High-Precision Filtering: A high-precision fastText classifier was trained using LLaMA3-70B-Instruct to evaluate the mathematical quality of samples, culminating in a refined dataset of 24 million documents.

Evaluation and Model Architecture

The efficacy of InfiMM-WebMath-40B was tested on models specifically continuing pre-trained and instruction fine-tuned using this dataset. The architecture employed includes the SigLip model for visual feature extraction and Perceiver Resampler for modality alignment, integrated with LLMs from DeepSeek-Coder series.

Modality Alignment Stage: Alignment of image and text modalities was achieved using a subset of the DFN-2B dataset.
Continue Pre-training Stage: The focus was on integrating mathematical knowledge using the InfiMM-WebMath-40B dataset, keeping the vision encoder frozen and training the Perceiver Resampler and LLM.
Instruction Fine-tuning Stage: Diverse instruction datasets were utilized to acclimate models to common chat templates and question-answer formats in mathematical contexts.

Numerical Results and Comparative Performance

The paper reported substantial improvements in the mathematical reasoning capabilities of models trained on InfiMM-WebMath-40B, evaluated using benchmarks like MathVerse and We-Math:

MathVerse: InfiMM-Math models demonstrated superior performance across multiple categories, significantly outperforming multiple open-source and proprietary models, achieving a notable 34.5 score for DeepSeek-Coder-1.5-7B, compared to the leading proprietary model, GPT-4V (39.4), but significantly surpassing other open-source models like LLaVA-NeXT and Maverick.
We-Math: InfiMM-Math models exhibited strong results (an average score of 20.6), higher than many existing models, highlighting the robust multimodal understanding and reasoning enabled by the new dataset.

Implications and Future Directions

The introduction of InfiMM-WebMath-40B addresses a critical void in the open-source community by providing a comprehensive multimodal mathematical dataset for MLLMs. The improvements in performance across benchmarks underscore the potential of multimodal pre-training for enhancing mathematical reasoning.

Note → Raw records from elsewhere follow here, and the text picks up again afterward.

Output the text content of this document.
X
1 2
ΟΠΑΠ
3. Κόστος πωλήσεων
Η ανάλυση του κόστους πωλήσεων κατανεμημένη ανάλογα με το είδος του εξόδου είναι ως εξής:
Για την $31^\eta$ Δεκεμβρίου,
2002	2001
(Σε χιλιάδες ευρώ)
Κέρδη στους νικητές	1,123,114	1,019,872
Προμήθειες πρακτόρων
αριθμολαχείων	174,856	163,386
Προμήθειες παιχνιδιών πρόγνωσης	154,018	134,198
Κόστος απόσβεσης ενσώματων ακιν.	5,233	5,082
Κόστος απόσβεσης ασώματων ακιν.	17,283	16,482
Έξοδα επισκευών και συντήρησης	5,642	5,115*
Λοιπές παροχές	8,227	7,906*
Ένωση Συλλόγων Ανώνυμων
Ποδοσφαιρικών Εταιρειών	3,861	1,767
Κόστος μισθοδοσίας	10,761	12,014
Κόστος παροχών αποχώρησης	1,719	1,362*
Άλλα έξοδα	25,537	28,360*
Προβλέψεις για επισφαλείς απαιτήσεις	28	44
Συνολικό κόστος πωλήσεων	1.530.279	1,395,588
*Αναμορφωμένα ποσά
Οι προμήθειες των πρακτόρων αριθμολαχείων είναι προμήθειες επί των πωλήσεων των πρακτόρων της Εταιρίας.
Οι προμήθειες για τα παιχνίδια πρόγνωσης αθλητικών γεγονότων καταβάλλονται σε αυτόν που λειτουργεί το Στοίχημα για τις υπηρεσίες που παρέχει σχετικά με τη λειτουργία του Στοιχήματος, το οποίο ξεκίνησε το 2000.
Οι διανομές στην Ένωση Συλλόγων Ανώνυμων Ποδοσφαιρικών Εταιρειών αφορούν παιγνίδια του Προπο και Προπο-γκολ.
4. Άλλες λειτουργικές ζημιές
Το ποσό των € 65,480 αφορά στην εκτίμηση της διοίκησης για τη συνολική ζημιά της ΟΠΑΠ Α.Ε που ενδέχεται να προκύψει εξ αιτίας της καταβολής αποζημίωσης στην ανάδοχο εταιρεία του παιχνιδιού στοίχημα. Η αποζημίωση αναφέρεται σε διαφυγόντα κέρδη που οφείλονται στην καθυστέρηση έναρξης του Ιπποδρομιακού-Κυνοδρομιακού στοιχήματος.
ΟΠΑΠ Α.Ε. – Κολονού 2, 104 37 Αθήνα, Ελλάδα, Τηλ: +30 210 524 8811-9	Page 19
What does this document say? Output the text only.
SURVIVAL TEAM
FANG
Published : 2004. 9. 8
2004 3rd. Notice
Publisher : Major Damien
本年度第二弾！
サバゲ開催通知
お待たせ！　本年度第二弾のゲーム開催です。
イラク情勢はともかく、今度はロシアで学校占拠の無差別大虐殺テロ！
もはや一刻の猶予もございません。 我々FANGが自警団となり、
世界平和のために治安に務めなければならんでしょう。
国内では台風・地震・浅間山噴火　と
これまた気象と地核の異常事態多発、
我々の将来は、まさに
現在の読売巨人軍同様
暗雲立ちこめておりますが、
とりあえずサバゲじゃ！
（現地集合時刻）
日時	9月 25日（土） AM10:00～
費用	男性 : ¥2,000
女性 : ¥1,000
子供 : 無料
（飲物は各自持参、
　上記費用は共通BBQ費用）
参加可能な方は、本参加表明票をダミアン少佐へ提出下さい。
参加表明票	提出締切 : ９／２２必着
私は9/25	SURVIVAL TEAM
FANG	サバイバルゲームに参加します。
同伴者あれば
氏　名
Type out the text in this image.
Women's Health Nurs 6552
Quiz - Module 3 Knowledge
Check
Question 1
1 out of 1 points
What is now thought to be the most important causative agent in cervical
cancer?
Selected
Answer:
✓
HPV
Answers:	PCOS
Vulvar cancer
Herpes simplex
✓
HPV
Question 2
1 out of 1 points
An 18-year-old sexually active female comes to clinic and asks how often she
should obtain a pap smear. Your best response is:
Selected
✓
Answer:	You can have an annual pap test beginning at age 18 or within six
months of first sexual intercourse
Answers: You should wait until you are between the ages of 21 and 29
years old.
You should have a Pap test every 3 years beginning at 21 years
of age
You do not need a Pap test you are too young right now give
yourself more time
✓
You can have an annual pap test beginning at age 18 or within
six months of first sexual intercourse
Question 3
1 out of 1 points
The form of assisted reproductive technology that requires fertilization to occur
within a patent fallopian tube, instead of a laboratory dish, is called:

Future research could explore integrating more sophisticated visual encoders tailored for mathematical symbols and diagrams, which are essential for disciplines requiring multimodal understanding. Moreover, applying reinforcement learning techniques to further enhance reasoning capabilities can also be explored. The developments from this work set a foundation for advancing the mathematical understanding of AI models, paving the way for more nuanced and accurate problem-solving abilities in specialized scientific fields.